Materials and Methods:

During the period 2004–2011, 428 patients with HCC were treated with 90Y radioembolization. All patients were staged prospectively by the following staging systems: Child-Turcotte-Pugh (CTP), United Network for Organ Sharing, Barcelona Clinic Liver Cancer (BCLC), Okuda classification, Cancer of the Liver Italian Program (CLIP), Groupe d'Etude et de Traitement du Carcinome Hepatocellulaire, Chinese University Prognostic Index, and Japan Integrated Staging. The ability of the staging systems to predict survival was assessed. The staging systems were compared using Cox proportional hazards regression model, linear regression, Akaike information criterion (AIC), and concordance index (C-index). Univariate and multivariate analyses were employed to assess independent predictors of survival.
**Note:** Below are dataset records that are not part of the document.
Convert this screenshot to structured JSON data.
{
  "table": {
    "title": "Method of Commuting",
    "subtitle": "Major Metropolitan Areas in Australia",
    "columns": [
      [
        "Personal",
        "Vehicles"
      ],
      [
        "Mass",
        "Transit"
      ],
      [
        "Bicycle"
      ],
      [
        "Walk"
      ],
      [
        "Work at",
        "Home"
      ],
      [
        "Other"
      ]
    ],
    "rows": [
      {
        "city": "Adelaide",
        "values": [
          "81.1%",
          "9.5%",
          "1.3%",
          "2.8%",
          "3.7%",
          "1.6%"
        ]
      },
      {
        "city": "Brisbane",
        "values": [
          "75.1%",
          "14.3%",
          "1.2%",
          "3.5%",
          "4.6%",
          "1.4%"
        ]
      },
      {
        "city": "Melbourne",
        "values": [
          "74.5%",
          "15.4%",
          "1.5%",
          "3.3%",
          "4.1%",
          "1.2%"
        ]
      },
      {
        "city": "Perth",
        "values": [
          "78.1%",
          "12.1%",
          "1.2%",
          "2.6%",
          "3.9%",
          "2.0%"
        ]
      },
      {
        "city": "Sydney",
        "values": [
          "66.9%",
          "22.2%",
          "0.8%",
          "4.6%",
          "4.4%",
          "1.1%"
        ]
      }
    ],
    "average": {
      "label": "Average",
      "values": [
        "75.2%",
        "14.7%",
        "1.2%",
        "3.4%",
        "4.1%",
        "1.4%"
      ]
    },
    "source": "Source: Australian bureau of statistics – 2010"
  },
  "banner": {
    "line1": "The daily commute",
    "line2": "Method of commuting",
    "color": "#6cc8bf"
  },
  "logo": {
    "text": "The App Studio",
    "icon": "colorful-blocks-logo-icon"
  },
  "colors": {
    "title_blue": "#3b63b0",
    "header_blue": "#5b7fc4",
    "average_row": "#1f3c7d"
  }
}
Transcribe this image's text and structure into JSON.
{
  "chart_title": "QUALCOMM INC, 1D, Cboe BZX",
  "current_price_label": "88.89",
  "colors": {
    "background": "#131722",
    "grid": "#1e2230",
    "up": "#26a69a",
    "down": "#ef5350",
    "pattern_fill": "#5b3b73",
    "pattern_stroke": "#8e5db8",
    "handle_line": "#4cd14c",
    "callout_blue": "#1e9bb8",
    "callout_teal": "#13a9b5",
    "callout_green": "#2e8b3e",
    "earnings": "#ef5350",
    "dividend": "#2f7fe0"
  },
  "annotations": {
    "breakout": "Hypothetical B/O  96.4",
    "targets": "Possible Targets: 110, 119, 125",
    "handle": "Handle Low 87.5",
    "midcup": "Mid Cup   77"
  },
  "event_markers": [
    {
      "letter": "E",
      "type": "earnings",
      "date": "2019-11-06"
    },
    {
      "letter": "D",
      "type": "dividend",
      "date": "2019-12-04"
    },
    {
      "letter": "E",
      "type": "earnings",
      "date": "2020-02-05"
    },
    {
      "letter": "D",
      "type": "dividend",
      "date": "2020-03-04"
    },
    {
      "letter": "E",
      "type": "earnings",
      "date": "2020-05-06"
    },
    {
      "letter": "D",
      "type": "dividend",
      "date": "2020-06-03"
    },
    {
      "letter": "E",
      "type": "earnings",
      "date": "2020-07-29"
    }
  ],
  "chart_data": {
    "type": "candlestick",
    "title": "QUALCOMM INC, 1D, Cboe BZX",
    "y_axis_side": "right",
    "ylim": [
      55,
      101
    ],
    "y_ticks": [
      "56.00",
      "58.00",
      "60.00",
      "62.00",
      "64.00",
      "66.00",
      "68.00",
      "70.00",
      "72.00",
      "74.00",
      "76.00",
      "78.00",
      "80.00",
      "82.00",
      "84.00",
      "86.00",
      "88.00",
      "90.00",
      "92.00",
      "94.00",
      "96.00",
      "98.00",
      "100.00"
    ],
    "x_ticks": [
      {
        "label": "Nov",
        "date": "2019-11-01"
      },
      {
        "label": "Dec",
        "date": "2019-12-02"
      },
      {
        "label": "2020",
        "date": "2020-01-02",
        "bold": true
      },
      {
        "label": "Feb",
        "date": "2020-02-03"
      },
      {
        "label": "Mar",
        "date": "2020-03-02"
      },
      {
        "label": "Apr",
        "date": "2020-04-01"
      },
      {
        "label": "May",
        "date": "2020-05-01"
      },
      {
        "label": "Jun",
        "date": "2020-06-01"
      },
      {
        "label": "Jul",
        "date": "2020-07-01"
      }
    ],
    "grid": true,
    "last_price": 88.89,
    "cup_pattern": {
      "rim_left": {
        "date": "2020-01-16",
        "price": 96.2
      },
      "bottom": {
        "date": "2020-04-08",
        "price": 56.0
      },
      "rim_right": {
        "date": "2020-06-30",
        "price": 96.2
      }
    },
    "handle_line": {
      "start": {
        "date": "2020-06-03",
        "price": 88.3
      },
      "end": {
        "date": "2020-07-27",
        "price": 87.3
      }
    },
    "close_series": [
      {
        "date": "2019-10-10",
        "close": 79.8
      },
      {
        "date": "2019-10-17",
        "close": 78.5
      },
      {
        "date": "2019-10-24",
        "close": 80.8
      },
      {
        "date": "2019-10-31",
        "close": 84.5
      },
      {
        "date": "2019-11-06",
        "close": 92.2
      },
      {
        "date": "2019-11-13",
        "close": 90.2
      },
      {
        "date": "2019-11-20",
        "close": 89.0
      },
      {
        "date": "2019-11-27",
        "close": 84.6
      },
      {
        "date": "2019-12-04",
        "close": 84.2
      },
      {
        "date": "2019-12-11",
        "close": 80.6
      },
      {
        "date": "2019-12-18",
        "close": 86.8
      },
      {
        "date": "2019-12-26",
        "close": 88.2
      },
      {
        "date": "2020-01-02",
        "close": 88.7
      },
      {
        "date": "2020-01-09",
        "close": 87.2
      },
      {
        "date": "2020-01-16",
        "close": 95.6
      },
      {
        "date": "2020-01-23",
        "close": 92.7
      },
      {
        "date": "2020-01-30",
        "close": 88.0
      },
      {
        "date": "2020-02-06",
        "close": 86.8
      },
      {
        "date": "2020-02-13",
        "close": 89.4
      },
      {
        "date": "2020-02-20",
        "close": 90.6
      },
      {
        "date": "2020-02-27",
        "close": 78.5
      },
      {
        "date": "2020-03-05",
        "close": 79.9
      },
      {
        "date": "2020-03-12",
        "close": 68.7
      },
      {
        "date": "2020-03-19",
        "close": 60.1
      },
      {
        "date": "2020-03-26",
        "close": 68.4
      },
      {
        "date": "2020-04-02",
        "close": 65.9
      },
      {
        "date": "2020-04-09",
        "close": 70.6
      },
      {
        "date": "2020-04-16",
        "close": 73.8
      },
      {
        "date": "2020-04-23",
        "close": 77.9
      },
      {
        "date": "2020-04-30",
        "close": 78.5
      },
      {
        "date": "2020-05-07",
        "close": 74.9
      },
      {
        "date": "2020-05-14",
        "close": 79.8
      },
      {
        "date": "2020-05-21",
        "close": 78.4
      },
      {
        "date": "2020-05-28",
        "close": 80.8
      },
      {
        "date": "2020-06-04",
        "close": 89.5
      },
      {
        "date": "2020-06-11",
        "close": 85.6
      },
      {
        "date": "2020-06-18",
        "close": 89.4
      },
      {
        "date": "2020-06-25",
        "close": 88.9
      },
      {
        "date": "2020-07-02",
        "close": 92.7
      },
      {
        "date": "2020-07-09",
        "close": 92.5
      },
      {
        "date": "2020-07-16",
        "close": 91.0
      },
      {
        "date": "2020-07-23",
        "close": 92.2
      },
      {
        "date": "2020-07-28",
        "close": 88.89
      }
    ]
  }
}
When tested independently, all staging systems exhibited significant ability to discriminate early (long survival) from advanced (worse survival) disease. CLIP provided the most accurate information in predicting survival outcomes (AIC = 2,993, C-index = 0.8503); CTP was least informative (AIC = 3,074, C-index = 0.6445). Independent predictors of survival included Eastern Cooperative Oncology Group performance status grade 0 (hazard ration [HR], 0.56; confidence interval [CI], 0.34–0.93), noninfiltrative tumors (HR, 0.62; CI, 0.44–0.89), absence of portal venous thrombosis (HR, 0.60; CI, 0.40–0.89), absence of ascites (HR, 0.56; CI, 0.40–0.76), albumin ≥ 2.8 g/dL (HR, 0.72; CI, 0.55–0.94), alkaline phosphatase ≤ 200 U/L (HR, 0.68; CI, 0.50–0.92), and α-fetoprotein ≤ 200 ng/mL (HR, 0.67; CI, 0.51–0.86).


CLIP was most accurate in predicting survival in patients with HCC. Given that not all patients receive the recommended BCLC treatment strategy, this information is relevant for clinical trial design and predicting long-term outcomes after 90Y radioembolization.